AMC is responding by telling the studio that it will no longer license any Universal movies at any of its roughly 1,000 theaters worldwide when it reopens under these terms. It's quite the shot that the struggling multiplex operator is firing. One has to wonder if it knew it was hurling a jagged boomerang when it made the decree.

Reclining chairs at an AMC movie theater.

Image source: AMC Entertainment.

Trolls are everywhere

AMC is picking a fight it can't win, and not just because Trolls World Tour has delivered an impressive $95 million in its first three weeks as a premium video-on-demand release. AMC telling a studio it will no longer screen future releases if they disrespect theatrical release windows is like a kid arguing with a parent about a weekly allowance. It's the parent, not the kid, that dictates the terms here.

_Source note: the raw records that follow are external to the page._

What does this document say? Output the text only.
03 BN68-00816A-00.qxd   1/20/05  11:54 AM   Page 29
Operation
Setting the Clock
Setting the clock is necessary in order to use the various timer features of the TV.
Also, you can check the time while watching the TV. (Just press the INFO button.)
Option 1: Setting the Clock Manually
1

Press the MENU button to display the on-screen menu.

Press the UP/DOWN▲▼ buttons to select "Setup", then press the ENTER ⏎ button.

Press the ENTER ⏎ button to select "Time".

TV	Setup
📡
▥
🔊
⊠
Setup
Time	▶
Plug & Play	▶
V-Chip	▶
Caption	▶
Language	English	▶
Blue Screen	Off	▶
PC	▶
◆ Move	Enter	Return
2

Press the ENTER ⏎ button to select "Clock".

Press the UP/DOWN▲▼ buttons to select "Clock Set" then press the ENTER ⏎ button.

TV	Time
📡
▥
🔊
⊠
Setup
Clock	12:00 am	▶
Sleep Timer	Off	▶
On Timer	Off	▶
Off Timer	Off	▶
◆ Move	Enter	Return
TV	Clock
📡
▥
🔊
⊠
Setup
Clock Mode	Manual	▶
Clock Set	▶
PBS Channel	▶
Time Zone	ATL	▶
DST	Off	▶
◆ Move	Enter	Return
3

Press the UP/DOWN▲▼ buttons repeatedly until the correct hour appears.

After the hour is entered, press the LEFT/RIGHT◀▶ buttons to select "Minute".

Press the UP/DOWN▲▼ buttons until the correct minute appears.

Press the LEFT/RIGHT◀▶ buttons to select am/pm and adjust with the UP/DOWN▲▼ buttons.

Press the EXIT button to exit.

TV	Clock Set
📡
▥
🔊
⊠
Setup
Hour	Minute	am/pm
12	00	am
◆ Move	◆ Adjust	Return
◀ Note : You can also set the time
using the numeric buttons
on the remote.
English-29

Other parents are also listening, and they're going to side with the adult here.

Yes, there is some merit to AMC's argument. It's not upset that Comcast chose to release the latest installment of its animated Trolls franchise directly to consumers. When it became clear that movie theaters wouldn't be open in time for the jukebox musical's April 10 theatrical release, Comcast chose to make it available as a streaming 48-hour rental for $19.99 a pop.

AMC gets it. Most studios have responded by simply pushing out release dates, but this was a unique case in which a film already had product tie-ins -- everything from toys to Oreo cookies -- that were already hitting the market. There was too much momentum to try again a few months later. AMC probably wasn't happy about it, but the real concern here is that Comcast's studio arm is now talking about offering high-priced digital rentals the same day movies hit the big screen once theaters open again.

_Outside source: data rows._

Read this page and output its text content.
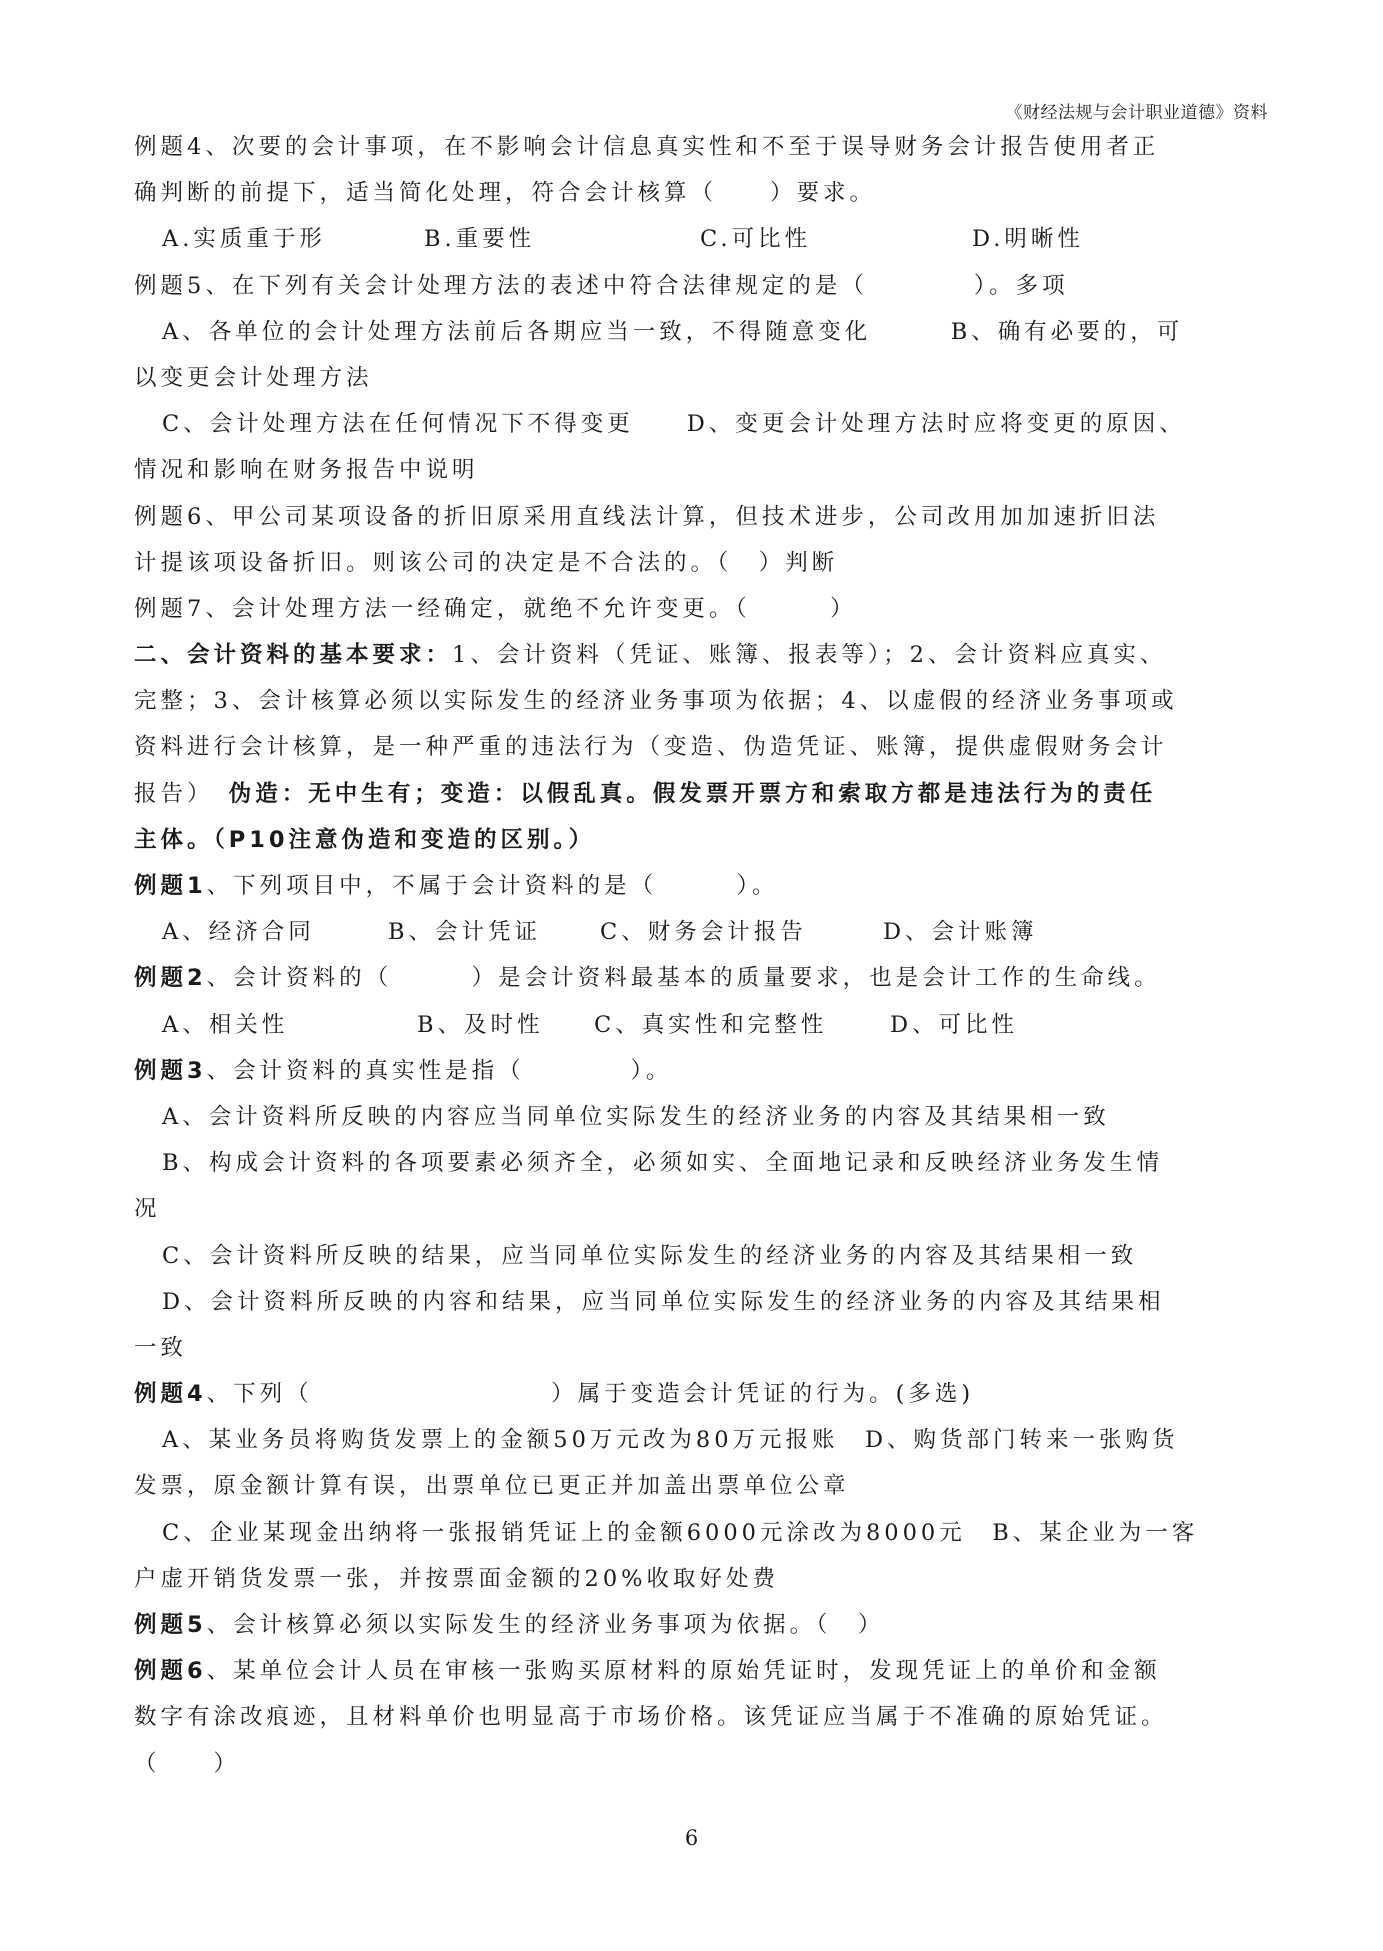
《财经法规与会计职业道德》资料
例题4、次要的会计事项，在不影响会计信息真实性和不至于误导财务会计报告使用者正
确判断的前提下，适当简化处理，符合会计核算（　　）要求。
A.实质重于形	B.重要性	C.可比性	D.明晰性
例题5、在下列有关会计处理方法的表述中符合法律规定的是（　　　　）。多项
A、各单位的会计处理方法前后各期应当一致，不得随意变化　　　B、确有必要的，可
以变更会计处理方法
C、会计处理方法在任何情况下不得变更　　D、变更会计处理方法时应将变更的原因、
情况和影响在财务报告中说明
例题6、甲公司某项设备的折旧原采用直线法计算，但技术进步，公司改用加加速折旧法
计提该项设备折旧。则该公司的决定是不合法的。（　）判断
例题7、会计处理方法一经确定，就绝不允许变更。（　　　）
二、会计资料的基本要求：1、会计资料（凭证、账簿、报表等）；2、会计资料应真实、
完整；3、会计核算必须以实际发生的经济业务事项为依据；4、以虚假的经济业务事项或
资料进行会计核算，是一种严重的违法行为（变造、伪造凭证、账簿，提供虚假财务会计
报告）　伪造：无中生有；变造：以假乱真。假发票开票方和索取方都是违法行为的责任
主体。（P10注意伪造和变造的区别。）
例题1、下列项目中，不属于会计资料的是（　　　）。
A、经济合同	B、会计凭证	C、财务会计报告	D、会计账簿
例题2、会计资料的（　　　）是会计资料最基本的质量要求，也是会计工作的生命线。
A、相关性	B、及时性 C、真实性和完整性	D、可比性
例题3、会计资料的真实性是指（　　　　）。
A、会计资料所反映的内容应当同单位实际发生的经济业务的内容及其结果相一致
B、构成会计资料的各项要素必须齐全，必须如实、全面地记录和反映经济业务发生情
况
C、会计资料所反映的结果，应当同单位实际发生的经济业务的内容及其结果相一致
D、会计资料所反映的内容和结果，应当同单位实际发生的经济业务的内容及其结果相
一致
例题4、下列（　　　　　　　　　）属于变造会计凭证的行为。(多选)
A、某业务员将购货发票上的金额50万元改为80万元报账　D、购货部门转来一张购货
发票，原金额计算有误，出票单位已更正并加盖出票单位公章
C、企业某现金出纳将一张报销凭证上的金额6000元涂改为8000元　B、某企业为一客
户虚开销货发票一张，并按票面金额的20%收取好处费
例题5、会计核算必须以实际发生的经济业务事项为依据。（　）
例题6、某单位会计人员在审核一张购买原材料的原始凭证时，发现凭证上的单价和金额
数字有涂改痕迹，且材料单价也明显高于市场价格。该凭证应当属于不准确的原始凭证。
（　　）
6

It's surprising to see Comcast raking in $95 million in digital sales, but that could also be a fluke. The shelter-in-place order has families around the world hungry for content. The original 2016 Trolls took in $153.7 million in domestic ticket sales and $346.9 million worldwide, but movie theaters take a piece of that action. There are also theater-specific promotion and distribution costs to consider. If more studios go this route, it might not be as successful in a more crowded market for first-run releases, and we may never again see the kind of captive audience that we're seeing right now for digital rentals.

However, it is AMC that stands to lose more here than Comcast's Universal Studios. Do you really think AMC can survive without Jurassic World: Dominion next year? What happens if other studios decide to band together in support of Universal?

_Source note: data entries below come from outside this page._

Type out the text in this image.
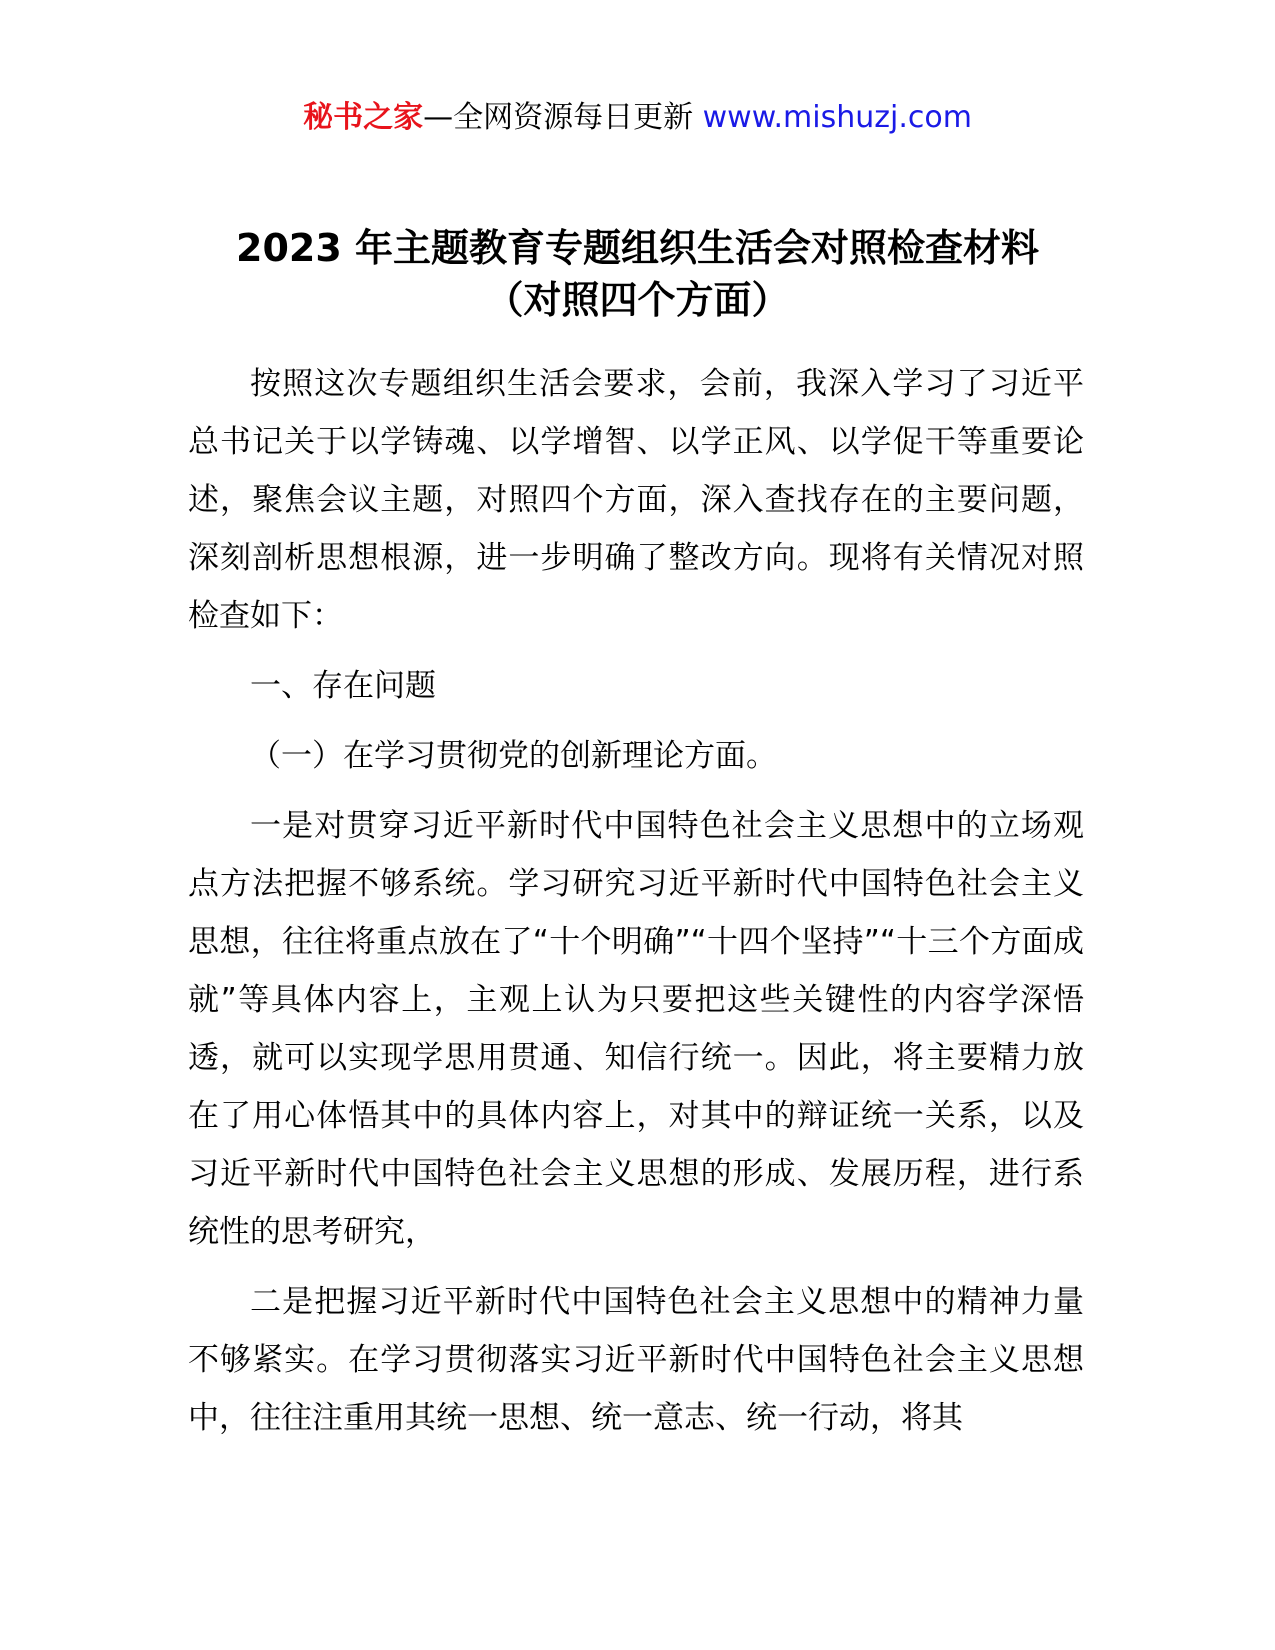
秘书之家—全网资源每日更新 www.mishuzj.com
2023 年主题教育专题组织生活会对照检查材料
（对照四个方面）

按照这次专题组织生活会要求，会前，我深入学习了习近平总书记关于以学铸魂、以学增智、以学正风、以学促干等重要论述，聚焦会议主题，对照四个方面，深入查找存在的主要问题，深刻剖析思想根源，进一步明确了整改方向。现将有关情况对照检查如下：

一、存在问题

（一）在学习贯彻党的创新理论方面。

一是对贯穿习近平新时代中国特色社会主义思想中的立场观点方法把握不够系统。学习研究习近平新时代中国特色社会主义思想，往往将重点放在了“十个明确”“十四个坚持”“十三个方面成就”等具体内容上，主观上认为只要把这些关键性的内容学深悟透，就可以实现学思用贯通、知信行统一。因此，将主要精力放在了用心体悟其中的具体内容上，对其中的辩证统一关系，以及习近平新时代中国特色社会主义思想的形成、发展历程，进行系统性的思考研究，

二是把握习近平新时代中国特色社会主义思想中的精神力量不够紧实。在学习贯彻落实习近平新时代中国特色社会主义思想中，往往注重用其统一思想、统一意志、统一行动，将其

Will AMC even be around to fight the fight? It did recently take on $500 million in new debt to gain another few more months of liquidity, but this is also the same chain that reportedly stopped paying rent at most if not all of its locations this month.

With folks hesitant to head to a closed-in movie theater even after the pandemic passes -- and the inevitable recession to boot -- this seems like an odd time to pick a fight with a content supplier. AMC probably felt it needed to make a statement now before other studios went public with similar release strategies, but ultimately, it's no longer in a position to be calling the shots. The industry is evolving, and the local multiplex might no longer be part of the big picture in the future.